The Last Frontier is a 1926 American silent Western film directed by George B. Seitz and starring William Boyd, Marguerite De La Motte, and Jack Hoxie. The plot of this film was later reused in the 1948 Columbia Pictures serial Tex Granger.

==Plot==
According to the copyright description, "Impoverished by the Civil War, and eager to replenish his fortune in the West, Colonel Halliday, his wife and his daughter Beth, are proceeding toward Salina, Kansas, by wagon train. Tom Kirby, a government scout and fiance of Beth, has persuaded Colonel Halliday to make the perilous journey and Beth is resolved never to forgive him should her parents come to harm.

Wild Bill Hickok, Tom's friend, and a company of U.S. Cavalry, are in charge of the wagon train. Pawnee Killer, chief of a band of Sioux Indians, attacks the wagon train and Colonel Halliday and his wife are killed. Wild Bill rides to Salina for help and brings news of the attack on the wagon train to Buffalo Bill Cody. Beth now hostile towards Kirby, becomes a member of the household of Lige Morris, a trader, at Salina, but he fails to tell her that Kirby has turned over to him for Beth's use, a large sum of money with which he had hoped to start a home for Beth and himself. Cynthia Jaggers, Lige's housekeeper, knows of this but bides her time.

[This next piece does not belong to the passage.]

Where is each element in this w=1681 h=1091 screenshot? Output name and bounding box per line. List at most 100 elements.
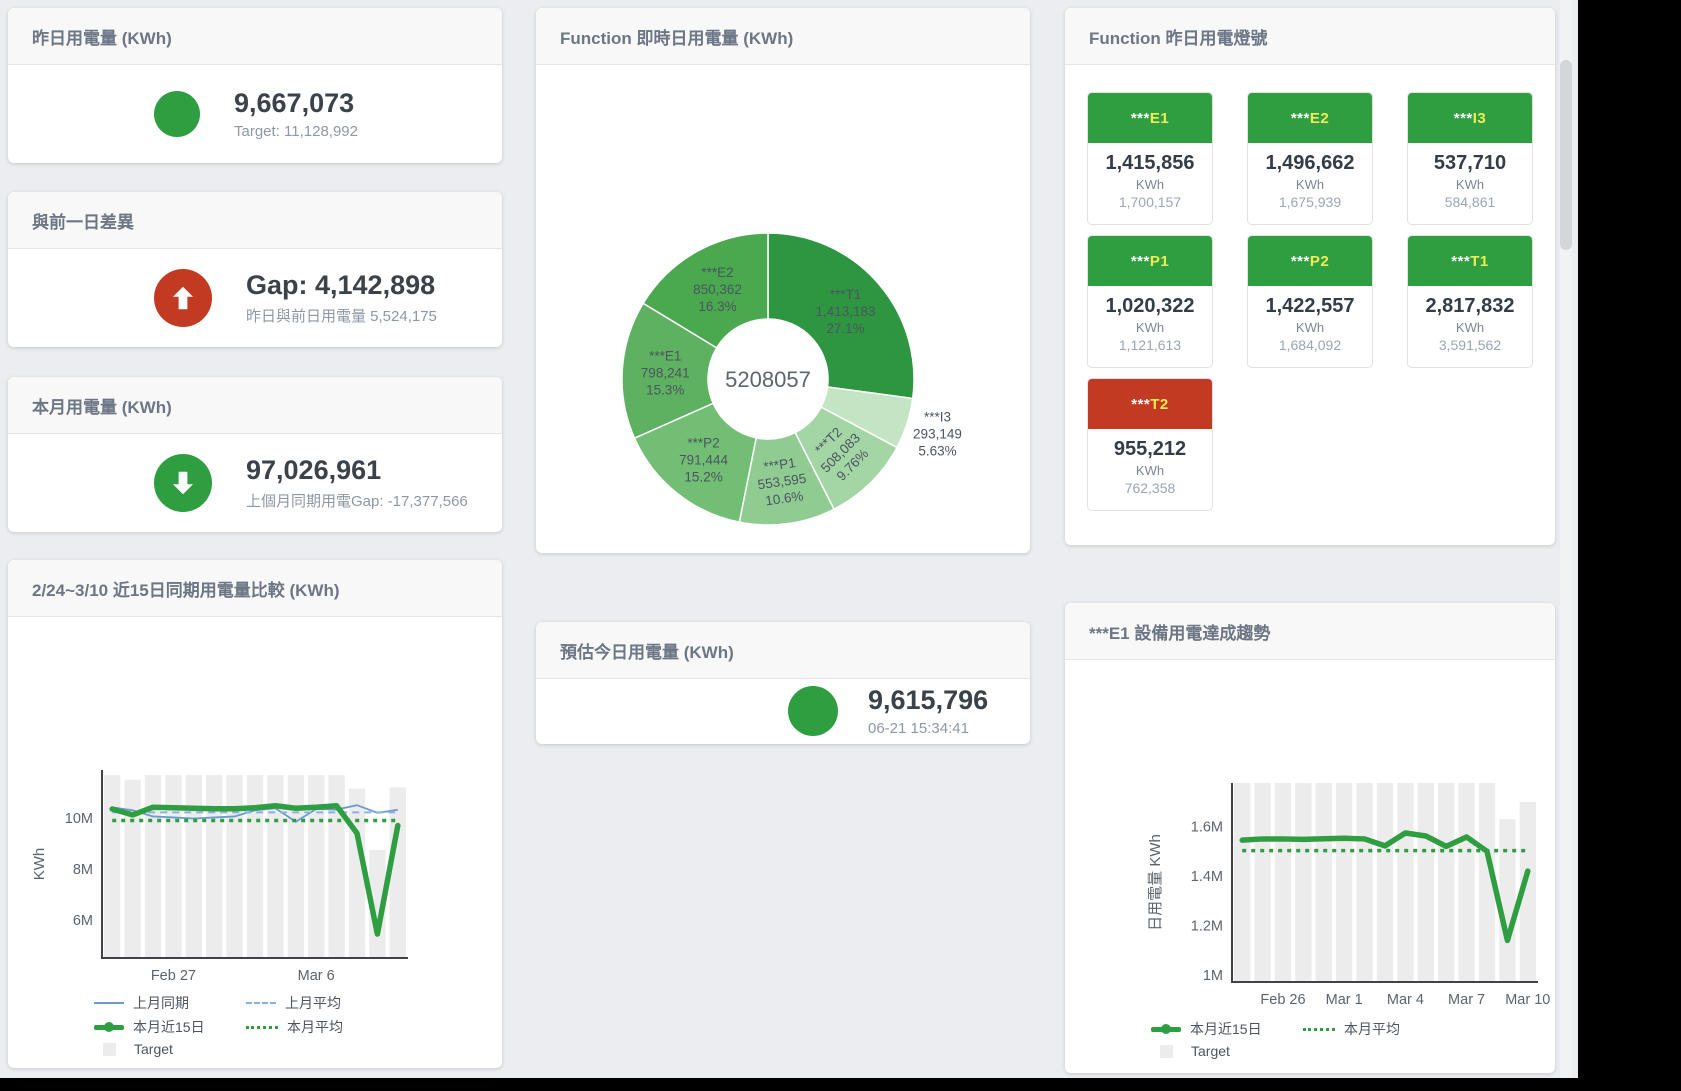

At the suggestion of Wild Bill, Kirby recklessly joins General Custer's scouting expedition. There are many meetings of the Indians, whom General Custer seeks to pacify. Lige tells Beth that Kirby is suspected of being in league with Pawnee Killer and his Indian slayers and that he was responsible for the death of her parents. Caprice Jordan, a daughter of a post adjutant who loves Wild Bill, tells Beth that Kirby is madly in love with her (Beth), but she refuses to listen. Buffalo Bill discovers signs of an impending Indian outbreak, but General Custer orders him to take no repressive steps in the matter.

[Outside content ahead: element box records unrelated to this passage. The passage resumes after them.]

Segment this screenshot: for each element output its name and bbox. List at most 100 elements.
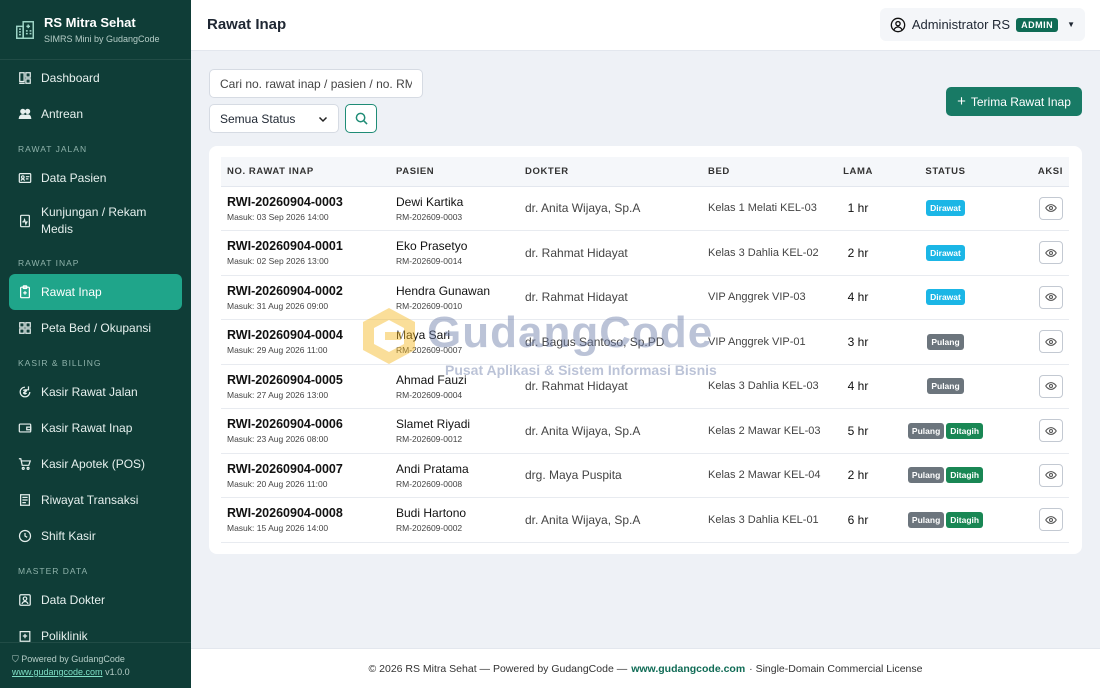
eye-icon (1045, 204, 1057, 213)
plus-icon: + (957, 93, 966, 110)
brand[interactable]: RS Mitra Sehat SIMRS Mini by GudangCode (0, 0, 191, 60)
add-inpatient-label: Terima Rawat Inap (970, 94, 1071, 109)
view-button[interactable] (1039, 508, 1063, 532)
col-no: NO. RAWAT INAP (221, 157, 390, 187)
cell-bed: Kelas 2 Mawar KEL-03 (702, 408, 830, 454)
col-bed: BED (702, 157, 830, 187)
brand-subtitle: SIMRS Mini by GudangCode (44, 34, 160, 44)
grid-icon (19, 322, 31, 334)
sidebar-item-peta-bed-okupansi[interactable]: Peta Bed / Okupansi (9, 310, 182, 346)
cell-bed: Kelas 3 Dahlia KEL-03 (702, 364, 830, 409)
search-input[interactable] (209, 69, 423, 98)
sidebar-item-kasir-rawat-inap[interactable]: Kasir Rawat Inap (9, 410, 182, 446)
view-button[interactable] (1039, 463, 1063, 487)
status-select[interactable]: Semua Status (209, 104, 339, 133)
cell-duration: 2 hr (830, 230, 886, 276)
inpatient-number: RWI-20260904-0008 (227, 506, 343, 521)
admission-date: Masuk: 15 Aug 2026 14:00 (227, 523, 329, 534)
admission-date: Masuk: 31 Aug 2026 09:00 (227, 300, 329, 311)
cell-no: RWI-20260904-0008 Masuk: 15 Aug 2026 14:0… (221, 497, 390, 543)
view-button[interactable] (1039, 285, 1063, 309)
table-row: RWI-20260904-0007 Masuk: 20 Aug 2026 11:0… (221, 453, 1069, 498)
sidebar-item-kunjungan-rekam-medis[interactable]: Kunjungan / Rekam Medis (9, 196, 182, 246)
sidebar-item-label: Dashboard (41, 71, 100, 85)
patient-name: Andi Pratama (396, 461, 469, 476)
status-badge-pulang: Pulang (907, 467, 945, 484)
shield-icon: ⛉ (12, 654, 19, 664)
gudangcode-link[interactable]: www.gudangcode.com (12, 667, 103, 677)
search-button[interactable] (345, 104, 377, 133)
view-button[interactable] (1039, 196, 1063, 220)
cash-icon (19, 386, 31, 398)
table-row: RWI-20260904-0008 Masuk: 15 Aug 2026 14:0… (221, 497, 1069, 543)
sidebar-footer: ⛉ Powered by GudangCode www.gudangcode.c… (0, 642, 191, 688)
medical-record-number: RM-202609-0003 (396, 211, 463, 222)
inpatient-table: NO. RAWAT INAP PASIEN DOKTER BED LAMA ST… (221, 157, 1069, 543)
sidebar-item-kasir-rawat-jalan[interactable]: Kasir Rawat Jalan (9, 374, 182, 410)
sidebar-item-label: Kunjungan / Rekam Medis (41, 205, 147, 236)
sidebar-item-shift-kasir[interactable]: Shift Kasir (9, 518, 182, 554)
clipboard-icon (20, 285, 30, 299)
eye-icon (1045, 515, 1057, 524)
cell-duration: 2 hr (830, 453, 886, 498)
sidebar-item-label: Kasir Rawat Inap (41, 421, 133, 435)
cell-no: RWI-20260904-0004 Masuk: 29 Aug 2026 11:0… (221, 319, 390, 365)
cell-status: Pulang Ditagih (886, 408, 1005, 454)
sidebar-item-antrean[interactable]: Antrean (9, 96, 182, 132)
view-button[interactable] (1039, 241, 1063, 265)
table-row: RWI-20260904-0005 Masuk: 27 Aug 2026 13:0… (221, 364, 1069, 409)
inpatient-number: RWI-20260904-0004 (227, 328, 343, 343)
sidebar-item-data-dokter[interactable]: Data Dokter (9, 582, 182, 618)
patient-name: Slamet Riyadi (396, 417, 471, 432)
cell-doctor: dr. Bagus Santoso, Sp.PD (519, 319, 702, 365)
nav-section-label: MASTER DATA (18, 566, 89, 576)
col-lama: LAMA (830, 157, 886, 187)
cart-icon (18, 458, 32, 470)
sidebar-item-rawat-inap[interactable]: Rawat Inap (9, 274, 182, 310)
wallet-icon (18, 423, 32, 433)
sidebar-item-poliklinik[interactable]: Poliklinik (9, 618, 182, 642)
medical-record-number: RM-202609-0002 (396, 523, 463, 534)
patient-name: Hendra Gunawan (396, 283, 491, 298)
table-row: RWI-20260904-0002 Masuk: 31 Aug 2026 09:0… (221, 275, 1069, 320)
medical-record-number: RM-202609-0010 (396, 300, 463, 311)
add-inpatient-button[interactable]: + Terima Rawat Inap (946, 87, 1082, 116)
sidebar-item-label: Kasir Apotek (POS) (41, 457, 146, 471)
admission-date: Masuk: 29 Aug 2026 11:00 (227, 345, 328, 356)
medical-record-number: RM-202609-0012 (396, 434, 463, 445)
eye-icon (1045, 293, 1057, 302)
user-name: Administrator RS (911, 17, 1011, 32)
sidebar-item-kasir-apotek-pos[interactable]: Kasir Apotek (POS) (9, 446, 182, 482)
cell-no: RWI-20260904-0006 Masuk: 23 Aug 2026 08:0… (221, 408, 390, 454)
col-pasien: PASIEN (390, 157, 519, 187)
clock-icon (18, 529, 32, 543)
cell-status: Dirawat (886, 230, 1005, 276)
status-badge-pulang: Pulang (927, 333, 964, 350)
patient-name: Ahmad Fauzi (396, 372, 467, 387)
page-title: Rawat Inap (207, 16, 287, 33)
view-button[interactable] (1039, 374, 1063, 398)
sidebar-item-label: Data Dokter (41, 593, 106, 607)
view-button[interactable] (1039, 330, 1063, 354)
eye-icon (1045, 382, 1057, 391)
id-card-icon (18, 173, 32, 183)
hospital-icon (19, 631, 31, 642)
view-button[interactable] (1039, 419, 1063, 443)
sidebar-item-data-pasien[interactable]: Data Pasien (9, 160, 182, 196)
brand-title: RS Mitra Sehat (44, 15, 136, 30)
sidebar-item-label: Data Pasien (41, 171, 107, 185)
sidebar-item-label: Poliklinik (41, 629, 88, 642)
cell-status: Dirawat (886, 275, 1005, 320)
cell-patient: Hendra Gunawan RM-202609-0010 (390, 275, 519, 320)
status-badge-ditagih: Ditagih (946, 467, 984, 484)
inpatient-number: RWI-20260904-0005 (227, 372, 343, 387)
sidebar-item-dashboard[interactable]: Dashboard (9, 60, 182, 96)
cell-duration: 6 hr (830, 497, 886, 543)
sidebar-item-riwayat-transaksi[interactable]: Riwayat Transaksi (9, 482, 182, 518)
user-menu[interactable]: Administrator RS ADMIN ▼ (879, 8, 1085, 41)
sidebar-item-label: Peta Bed / Okupansi (41, 321, 152, 335)
cell-doctor: dr. Rahmat Hidayat (519, 230, 702, 276)
footer-link[interactable]: www.gudangcode.com (631, 663, 745, 675)
cell-no: RWI-20260904-0003 Masuk: 03 Sep 2026 14:0… (221, 186, 390, 231)
receipt-icon (20, 494, 30, 506)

The Sioux massacre many persons along the railroad and Pawnee Killer plans to stampede a herd of buffalo through Salina. In a saloon, when Lige makes a slurring remark concerning Beth, he is soundly thrashed by Kirby. Cynthia Jaggers tells Beth the truth about Kirby and also of Lige's dishonesty. Beth seeks Kirby as the buffalo stampede towards the town. They meet and find refuge in a ditch. Custer gives battle to the Indians and, routed, Pawnee Killer slays Lige. The soldiers rout the Indians and Beth and Kirby come to a complete understanding, which is followed by a mutual avowal of love."

==Production==
The Last Frontier was partially shot on location near Tuba City, Arizona, where 1,500 members of the local Hopi and Navajo tribes were enlisted to act as extras. A old frontier replica of Salina, Kansas was created by 150 crew members for the film.

==Preservation==
A print of The Last Frontier is preserved in Archives Du Film Du CNC, Bois d'Arcy.